[Milton-L] obedience to your creator

Bryson, Michael E michael.bryson at csun.edu
Wed Apr 9 17:38:09 EDT 2014


Michael G,

This seems to be an area in which we are not going to reach agreement. While I have argued that the Son develops into the superior character morally (when compared to the Father), I have also argued that he starts out in a rather less impressive fashion. And at this point in the poem, the Son is not what he will become in the scene in book 3 in which he borrows from Abraham as an intercessor. His rhetoric in Book 6 is that of a warrior, concerned with the power of his right arm, not "moral merit." And if the angels do not know of it (or if we "do not know whether the angels know about" it, it is because the poem has not given them that information at that point in time--even the point about creation is new, being brought up right then, for the first time, in the context of this argument. 

And your account of Abdiel's "angrily rebutting Satan's claim" elides, in my view, the fact that Abdiel does not base his case on morality or goodness or ontological superiority (whatever that might be--how does one "exist" in a superior way, unless that is code for having greater power?). He mentions "the mighty Father" who uses the Son to make all things: the "Son, by whom / As by his Word the mighty Father made / All things." That isn't moral power. That is simply power--to create, and as is obvious from Abdiel's speech, power also to destroy. It is the power of Job 2:10, or Lamentations 3:38, or Isaiah 45:7. It is a power that--as it does in Job--rejects claims of morality as petty human concerns beneath the attention of the "creator." 

And yes, the Father demanded that everyone should

abide
United as one individual Soule
For ever happie: 

But he also adds the threat

him who disobeyes
Mee disobeyes, breaks union, and that day
Cast out from God and blessed vision, falls
Into utter darkness, deep ingulft, his place
Ordaind without redemption, without end.

That casting out is the basis of Abdiel's threat, and it is a threat based in *physical*, not *moral* power. The war in heaven is won, not by right, but by might. Morality does not carry the day; the overwhelming might of "The Chariot of Paternal Deitie" that the Son rode, along with the "ten thousand Thunders, which he sent / Before him" wins the war:

O're Shields and Helmes, and helmed heads he rode
Of Thrones and mighty Seraphim prostrate,
That wisht the Mountains now might be again
Thrown on them as a shelter from his ire.

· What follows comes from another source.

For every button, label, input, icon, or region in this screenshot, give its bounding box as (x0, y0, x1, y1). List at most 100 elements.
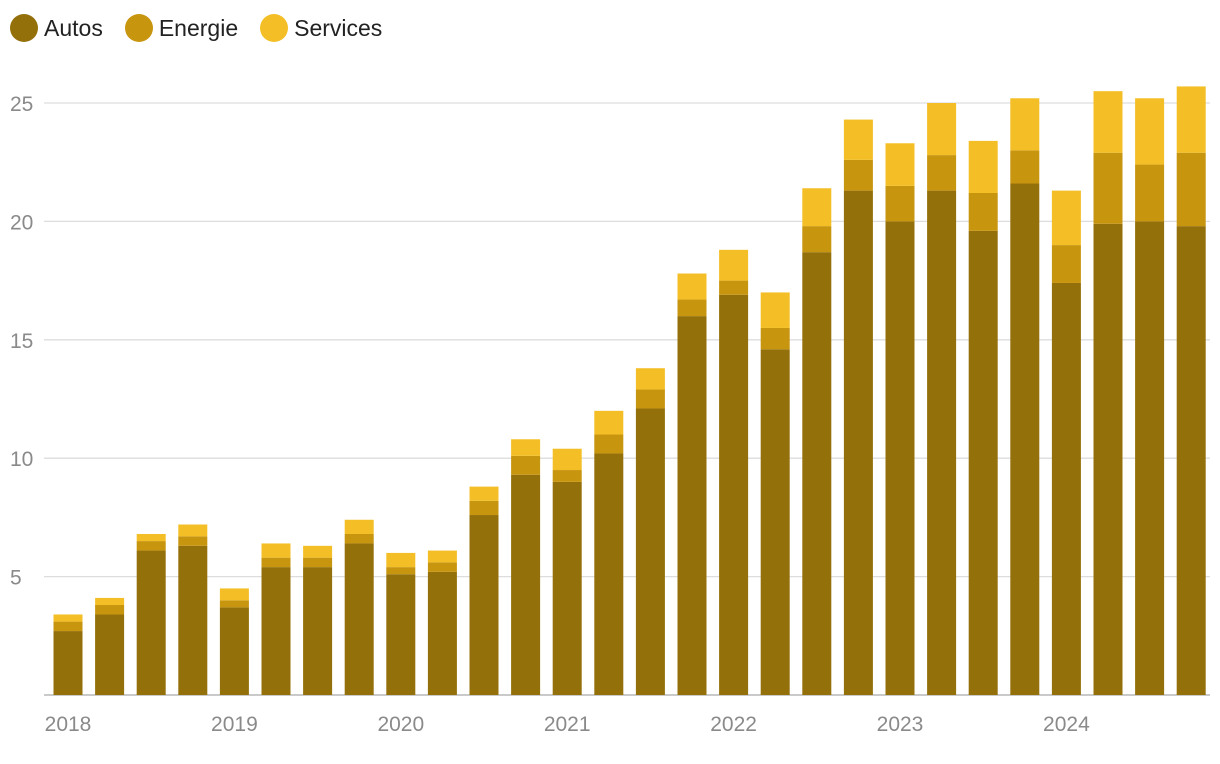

Right may be aligned with might in this war. But might--power--is what wins the war, and power is what Abdiel is referring to when he insists that Satan and the angels are unequal. That has always seemed to me to be one of the great ironies in the way Milton treats war in Book 6. It is a blunt instrument, and right/morality has precious little to do with it.

Michael Bryson
________________________________________
From: milton-l-bounces at lists.richmond.edu [milton-l-bounces at lists.richmond.edu] On Behalf Of Michael Gillum [mgillum at unca.edu]
Sent: Wednesday, April 09, 2014 1:42 PM
To: John Milton Discussion List
Subject: Re: [Milton-L] obedience to your creator

Michael B.,

Thanks for the clear response.

The Son is far superior to the angels in wisdom and goodness--you have gone so far as to argue that he is superior even to the Father in those respects. It is this merit which justifies his kingship, not his military power. We don't know whether the angels know about his moral merit yet. What they do know is that he created them, and this fact is what Abdiel emphasizes in his first challenge to Satan. In this role, the Son demonstrated his creative power and beneficence, sharing the goodness of being. But he also showed himself to be on a higher ontological plane than the angels. In emphasizing that the Son made the angels, Abdiel is not worshipping power; rather he is angrily rebutting Satan's claim that the Son cannot rightfully "assume / Monarchy over such as live by right / His equals." The angels are not his equals.

In decreeing the Son's kingship, the father explains his purpose: that the angels should live "United as one individual soul / Forever happy." Abdiel repeats this purpose at the end of his first speech. The speech is not an appeal to physical power. Indeed it seems that the Son only acquired his power as a warrior on the eve of battle. --Michael G.